The primary DASCH source catalogs, APASS and ATLAS-refcat2, sometimes contain multiple entries corresponding to a single astronomical object. This is something that occurs in astronomical catalogs in general, and then in the particular case of DASCH the relatively poor spatial resolution of many of the photographic plates often results in high levels of blending, exacerbating the problem.

Although the DASCH analysis attempts to account for blending, it is not uncommon for DASCH source searches to turn up multiple catalog entries. For instance, a lightcurve search for the variable star PV Cep (RA 20:45:54, dec +67:57:38) in the APASS catalog returns two entries: N013332320656 at a nominal separation of 8 arcsec, and N01333232066 at a nominal separation of 17 arcsec. (These identifiers correspond to GSC2.2 HTM-6 designations, and differ only in their last digits.) These appear to be two records for the same object (PV Cep is a YSO with an outflow), and the two are certainly indistinguishable as far as most plates in DASCH are concerned.

During photometric processing of each plate, the detections from the mosaic image are matched to the reference catalogs. When there are multiple nearby candidates and the blend processing fails, the measurement will be assigned to one of the candidates in a quasi-random fashion, depending on which seems to be closest. The upshot is that the lightcurve measurements will be distributed unpredictably among the nearby sources.

If a lightcurve search turns up multiple catalog matches within the default 20 arcsec search radius, in many cases it is appropriate to merge the lists of detections into a unified lightcurve. Keep in mind, however, that the plates in DASCH vary widely in terms of both spatial resolution and depth, so that a blend in one plate may be easily resolved into separate sources on another. As usual, visual inspection of the relevant imagery is strongly recommended.

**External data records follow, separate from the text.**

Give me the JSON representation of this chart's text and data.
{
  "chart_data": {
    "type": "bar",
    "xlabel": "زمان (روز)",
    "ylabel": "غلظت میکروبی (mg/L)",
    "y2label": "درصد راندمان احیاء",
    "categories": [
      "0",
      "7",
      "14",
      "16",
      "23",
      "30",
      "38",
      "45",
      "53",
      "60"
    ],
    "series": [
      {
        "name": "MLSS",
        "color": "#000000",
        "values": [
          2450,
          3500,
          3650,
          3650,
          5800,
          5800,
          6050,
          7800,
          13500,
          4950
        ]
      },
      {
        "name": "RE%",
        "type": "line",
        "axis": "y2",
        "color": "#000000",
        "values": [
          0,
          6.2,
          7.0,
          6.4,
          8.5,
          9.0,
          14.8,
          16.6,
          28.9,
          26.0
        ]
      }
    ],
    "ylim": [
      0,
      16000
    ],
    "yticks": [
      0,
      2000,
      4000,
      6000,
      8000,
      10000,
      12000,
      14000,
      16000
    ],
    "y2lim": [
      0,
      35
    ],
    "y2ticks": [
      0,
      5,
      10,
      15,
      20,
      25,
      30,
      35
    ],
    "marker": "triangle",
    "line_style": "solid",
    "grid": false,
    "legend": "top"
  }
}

As a general rule, the ATLAS-refcat2 catalog is superior to APASS when it comes to this issue, because it is based on Gaia astrometry. For instance, a lightcurve search for PV Cep using ATLAS turns up just one source, ATLAS2_980596492, at a nominal separation of zero arcsec. However, the ATLAS photometry suffers from false long-term features that make the data unsuitable for many science applications.